By Chris Snellgrove | Published

Leonard Nimoy Star Trek IV

Star Trek IV: The Voyage Home is arguably the most accessible in the entire franchise, one that even the most casual viewer can describe in just a few words: “the one with the whales!” However, the movie was originally going to be very different in scope, with Kirk and crew saving a tiny snail darter—a fish. It was Leonard Nimoy who suggested having the crew rescue humpback whales instead, a creative suggestion that ultimately made Star Trek IV a much stronger movie.

Nimoy Had Bigger Plans

This information comes to us courtesy of the excellent book The Fifty-Year Mission: The Complete, Uncensored, Unauthorized Oral History of Star Trek: The First 25 Years by Mark A. Altman and Edward Gross.

That book reveals that film producer Harve Bennett originally approved of the Enterprise crew having to save a snail darter. He thought that it would be poetic for our heroes to save a real-world species that was endangered, but Leonard Nimoy had much bigger plans for Star Trek IV.

Nimoy’s Conversations

Aside from his solid instincts as a writer, what was it that made the Spock actor suggest the crew try to save a larger animal? At the time, he had been speaking to a number of actual environmental scientists, researchers, and others who were keenly aware of how popular Star Trek was.

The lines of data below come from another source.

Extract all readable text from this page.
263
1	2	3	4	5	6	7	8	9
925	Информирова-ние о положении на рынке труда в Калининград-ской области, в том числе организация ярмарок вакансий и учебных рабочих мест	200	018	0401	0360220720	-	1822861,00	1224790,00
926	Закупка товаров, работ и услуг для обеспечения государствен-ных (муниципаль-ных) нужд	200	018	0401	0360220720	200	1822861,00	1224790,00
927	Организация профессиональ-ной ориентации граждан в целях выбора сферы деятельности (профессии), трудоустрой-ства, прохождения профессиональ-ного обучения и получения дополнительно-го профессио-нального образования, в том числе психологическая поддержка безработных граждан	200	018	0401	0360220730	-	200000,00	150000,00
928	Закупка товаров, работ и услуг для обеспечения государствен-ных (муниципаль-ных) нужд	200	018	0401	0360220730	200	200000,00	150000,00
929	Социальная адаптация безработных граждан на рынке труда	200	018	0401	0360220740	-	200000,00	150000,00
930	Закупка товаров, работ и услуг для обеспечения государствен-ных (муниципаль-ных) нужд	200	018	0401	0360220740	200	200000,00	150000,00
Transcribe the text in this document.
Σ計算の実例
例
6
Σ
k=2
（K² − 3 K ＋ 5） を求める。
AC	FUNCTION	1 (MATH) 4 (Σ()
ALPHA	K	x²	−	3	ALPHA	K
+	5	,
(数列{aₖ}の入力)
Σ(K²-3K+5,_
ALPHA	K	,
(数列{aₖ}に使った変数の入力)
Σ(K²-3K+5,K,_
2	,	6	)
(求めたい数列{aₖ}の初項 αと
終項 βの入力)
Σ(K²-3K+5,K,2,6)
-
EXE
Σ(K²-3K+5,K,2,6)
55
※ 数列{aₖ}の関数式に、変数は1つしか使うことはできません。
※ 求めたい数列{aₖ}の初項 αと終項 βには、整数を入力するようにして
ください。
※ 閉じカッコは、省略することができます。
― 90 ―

Now that the franchise had transitioned from the small screen to the big screen, many were hopeful that we would get more of the modern stories that encouraged activism in the real world (something that The Original Series was well-known for).

Biophilia

In addition to these conversations, Leonard Nimoy was inspired by a particular book when working on the story for Star Trek IV. That book was Edward O. Wilson’s Biophilia, a text that hammered home the dangerous possibilities of creatures being driven to extinction left and right on our planet.

In the book, Wilson argues that we might eventually lose a species so important that its loss causes a catastrophic domino reaction throughout the rest of our ecosystem.

A Rallying Cry

milky way

The Voyage Home effectively dramatized this possibility, showing how the extinction of humpback whales put the entire Earth in danger centuries later.

This plot point helped Leonard Nimoy keep his word to the various environmentalists he had spoken to about getting Trek back to its activist roots.

Certainly, the movie itself soon became a rallying cry for countless fans of 23rd-century stories who wanted to save the whales in the here and now.

A More Ambitious Film

Enterprise-A

Of course, Leonard Nimoy’s adding whales to Star Trek IV didn’t just make activists happy—this narrative decision ultimately made audiences and even the studio happy. That’s because, as Altman and Gross speak of in their book, the decision to save a larger species ended up making The Voyage Home a larger movie.

The film told an ambitious story where humanity was in danger of losing our entire planet, and saving creatures as large and majestic as humpback whales helped elevate sell audiences on these epic stakes.  

Stories like this are a reminder that we shouldn’t just remember Leonard Nimoy as a great actor who played Spock to perfection. Thanks to his storytelling decisions for movies like Star Trek IV and beyond, we know that he is also an amazing writer. Today and every day, we remember Nimoy, someone who transformed this franchise for the better in myriad ways we are still learning to appreciate today.